Credits: Laura Salvinelli.

"È importante partire dal punto che l'Afghanistan è composto da diverse province e in ciascuna di queste la situazione cambia a seconda della sua storia e della sua base etnica.

L'utilizzo del burqa, ad esempio, è tradizionale soprattutto nelle zone rurali, indipendentemente dai talebani, come conseguenza di un sistema patriarcale e conservatore.

Quello che possiamo raccontare vedendo cosa succede nei nostri centri è che al momento, per fortuna, non abbiamo notato cambiamenti per il nostro staff e le nostre pazienti. Il nostro personale femminile continua a lavorare e siamo impegnati nel preparare giovani specializzande affinché diventino professioniste nel campo medico.

C'è da dire che sin dall'inizio del governo, i talebani hanno confermato la possibilità per le donne di continuare a lavorare  nel settore della salute e dell'educazione ma in seguito non hanno più avuto accesso all'istruzione superiore.

Se la situazione dovesse rimanere tale, questo sarebbe un problema sul lungo periodo per l'accesso delle donne alle varie professioni, tra cui anche quelle mediche.

Solo sabato c'è stata una manifestazione di donne dispersa dai militari talebani che hanno sparato colpi in cui chiedevano il ripristino del diritto all'istruzione".

Può raccontarci un episodio avvenuto negli ultimi mesi che possa ben spiegare quello che sta avvenendo in Afghanistan?

"Parliamo soprattutto di sicurezza.

Emergency dall'inizio dell'anno in ben 14 occasioni ha dovuto gestire nel centro chirurgico di vittime di guerra a Kabul pazienti che arrivavano in seguito a incidenti che hanno provocato un alto numero di feriti, mi ferisco soprattutto a esplosioni.

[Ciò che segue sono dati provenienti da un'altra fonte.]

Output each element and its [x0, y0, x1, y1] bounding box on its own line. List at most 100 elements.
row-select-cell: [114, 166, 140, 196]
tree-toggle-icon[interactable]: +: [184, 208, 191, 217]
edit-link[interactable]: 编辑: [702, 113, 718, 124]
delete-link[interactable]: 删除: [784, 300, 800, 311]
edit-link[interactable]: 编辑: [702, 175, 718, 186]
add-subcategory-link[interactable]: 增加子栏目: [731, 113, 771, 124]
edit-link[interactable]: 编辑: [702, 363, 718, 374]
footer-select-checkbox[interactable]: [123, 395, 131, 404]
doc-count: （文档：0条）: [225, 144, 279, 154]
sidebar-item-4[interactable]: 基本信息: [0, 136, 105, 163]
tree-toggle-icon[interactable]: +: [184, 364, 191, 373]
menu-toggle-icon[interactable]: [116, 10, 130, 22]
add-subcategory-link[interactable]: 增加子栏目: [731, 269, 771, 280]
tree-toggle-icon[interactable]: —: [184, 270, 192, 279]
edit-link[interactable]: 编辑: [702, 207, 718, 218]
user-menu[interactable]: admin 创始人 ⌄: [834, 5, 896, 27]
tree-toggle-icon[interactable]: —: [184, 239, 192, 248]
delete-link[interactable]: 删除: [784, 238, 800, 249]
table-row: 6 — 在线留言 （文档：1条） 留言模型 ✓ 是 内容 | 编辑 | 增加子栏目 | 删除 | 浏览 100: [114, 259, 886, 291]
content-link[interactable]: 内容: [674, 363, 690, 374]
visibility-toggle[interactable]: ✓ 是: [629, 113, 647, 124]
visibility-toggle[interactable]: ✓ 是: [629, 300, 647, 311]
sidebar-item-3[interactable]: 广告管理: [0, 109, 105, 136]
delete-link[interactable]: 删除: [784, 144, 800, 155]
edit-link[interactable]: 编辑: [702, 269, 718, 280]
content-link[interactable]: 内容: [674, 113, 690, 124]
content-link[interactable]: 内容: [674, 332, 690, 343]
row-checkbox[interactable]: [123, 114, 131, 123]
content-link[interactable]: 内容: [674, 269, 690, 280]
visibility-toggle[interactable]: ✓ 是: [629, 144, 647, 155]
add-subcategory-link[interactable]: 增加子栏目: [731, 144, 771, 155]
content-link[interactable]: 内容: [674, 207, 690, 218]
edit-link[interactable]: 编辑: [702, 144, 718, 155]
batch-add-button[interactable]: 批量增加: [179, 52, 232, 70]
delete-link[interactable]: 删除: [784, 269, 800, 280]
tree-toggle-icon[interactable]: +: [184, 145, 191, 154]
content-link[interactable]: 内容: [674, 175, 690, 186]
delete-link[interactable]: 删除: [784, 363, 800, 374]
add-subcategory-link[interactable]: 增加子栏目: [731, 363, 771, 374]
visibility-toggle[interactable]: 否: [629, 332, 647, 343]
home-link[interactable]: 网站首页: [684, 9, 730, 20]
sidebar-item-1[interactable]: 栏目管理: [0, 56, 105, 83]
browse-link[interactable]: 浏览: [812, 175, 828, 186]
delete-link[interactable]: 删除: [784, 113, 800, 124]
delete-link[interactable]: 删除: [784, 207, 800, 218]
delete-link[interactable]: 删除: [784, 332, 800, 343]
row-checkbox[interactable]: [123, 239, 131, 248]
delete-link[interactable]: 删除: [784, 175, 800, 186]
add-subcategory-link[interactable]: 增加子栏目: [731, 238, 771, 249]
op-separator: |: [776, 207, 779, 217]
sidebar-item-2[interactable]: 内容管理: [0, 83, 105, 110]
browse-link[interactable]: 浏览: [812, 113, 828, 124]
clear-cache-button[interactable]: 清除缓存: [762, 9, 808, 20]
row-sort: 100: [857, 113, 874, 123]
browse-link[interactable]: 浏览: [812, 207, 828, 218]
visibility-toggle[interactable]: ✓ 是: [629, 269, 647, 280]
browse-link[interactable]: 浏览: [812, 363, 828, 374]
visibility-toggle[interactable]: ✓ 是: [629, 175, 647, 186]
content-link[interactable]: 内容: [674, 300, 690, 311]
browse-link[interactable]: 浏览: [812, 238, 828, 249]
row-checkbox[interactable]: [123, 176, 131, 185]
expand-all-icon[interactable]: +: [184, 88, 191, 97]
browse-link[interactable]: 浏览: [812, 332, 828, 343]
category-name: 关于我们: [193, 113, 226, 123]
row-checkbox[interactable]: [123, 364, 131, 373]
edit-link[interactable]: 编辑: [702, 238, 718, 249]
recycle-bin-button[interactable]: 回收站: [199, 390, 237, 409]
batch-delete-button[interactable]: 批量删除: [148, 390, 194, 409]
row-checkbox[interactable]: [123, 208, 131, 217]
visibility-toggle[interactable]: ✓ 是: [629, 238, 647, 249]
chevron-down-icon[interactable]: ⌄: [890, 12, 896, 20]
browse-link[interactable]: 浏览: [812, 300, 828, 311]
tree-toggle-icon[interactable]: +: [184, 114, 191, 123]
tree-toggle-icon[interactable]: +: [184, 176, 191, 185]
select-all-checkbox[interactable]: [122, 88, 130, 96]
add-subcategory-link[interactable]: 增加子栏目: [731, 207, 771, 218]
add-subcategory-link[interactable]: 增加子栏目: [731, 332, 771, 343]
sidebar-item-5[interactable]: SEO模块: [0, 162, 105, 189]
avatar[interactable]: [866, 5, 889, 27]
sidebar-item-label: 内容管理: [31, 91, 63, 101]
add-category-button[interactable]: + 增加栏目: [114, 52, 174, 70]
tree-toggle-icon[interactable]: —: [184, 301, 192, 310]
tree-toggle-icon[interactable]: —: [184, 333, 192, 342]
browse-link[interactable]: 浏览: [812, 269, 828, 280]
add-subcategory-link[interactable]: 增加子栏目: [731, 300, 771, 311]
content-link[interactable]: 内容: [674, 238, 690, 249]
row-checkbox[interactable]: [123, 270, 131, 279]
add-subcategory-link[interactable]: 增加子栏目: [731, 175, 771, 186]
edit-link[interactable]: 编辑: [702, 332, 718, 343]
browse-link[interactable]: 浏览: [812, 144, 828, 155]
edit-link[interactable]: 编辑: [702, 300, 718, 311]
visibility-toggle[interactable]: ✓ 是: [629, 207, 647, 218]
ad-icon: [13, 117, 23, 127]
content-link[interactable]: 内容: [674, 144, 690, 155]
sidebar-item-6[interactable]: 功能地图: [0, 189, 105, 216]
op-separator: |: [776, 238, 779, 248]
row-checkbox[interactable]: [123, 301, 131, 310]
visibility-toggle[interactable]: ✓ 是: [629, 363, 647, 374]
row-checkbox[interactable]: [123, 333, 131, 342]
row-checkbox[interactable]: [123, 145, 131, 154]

Cinque di queste esplosioni sono avvenute solo ad aprile, durante il Ramadan, durante il quale sono arrivati 116 pazienti, e altre 4 nelle prime settimane di agosto, a causa di attacchi poi rivendicati da Isis Khorasan, un ramo dello Stato islamico famoso tra Iraq e Siria.

Da gennaio i pazienti trattati nel nostro ospedale sono stati più di 200. Si tratta di episodi che mostrano una situazione di sicurezza che non è particolarmente stabile".

Cosa ci può dire dei bambini, vittime innocenti di quanto successo?

Credits: Laura Salvinelli.
Credits: Laura Salvinelli.

"Ancora oggi riceviamo molti bambini nei nostri centri. Solo due sere fa da una delle nostre cliniche a circa un paio d'ore da Kabul sono stati trasferiti cinque minori rimasti gravemente feriti dalla detonazione di un ordigno inesploso.

Il più grande, che ha 6 anni, mentre giocava all'aperto con altri amichetti, tutti under 10, ha raccolto questo oggetto metallico che purtroppo gli è esploso tra le mani. Era una granata inesplosa. A lui è stata amputata la mano destra e ha riportato gravi danni invalidanti anche nella zona pelvica.

Questa dimostra come i bambini siano ancora oggi le vittime più colpite dai lasciti della guerra e della situazione non molto stabile nel Paese".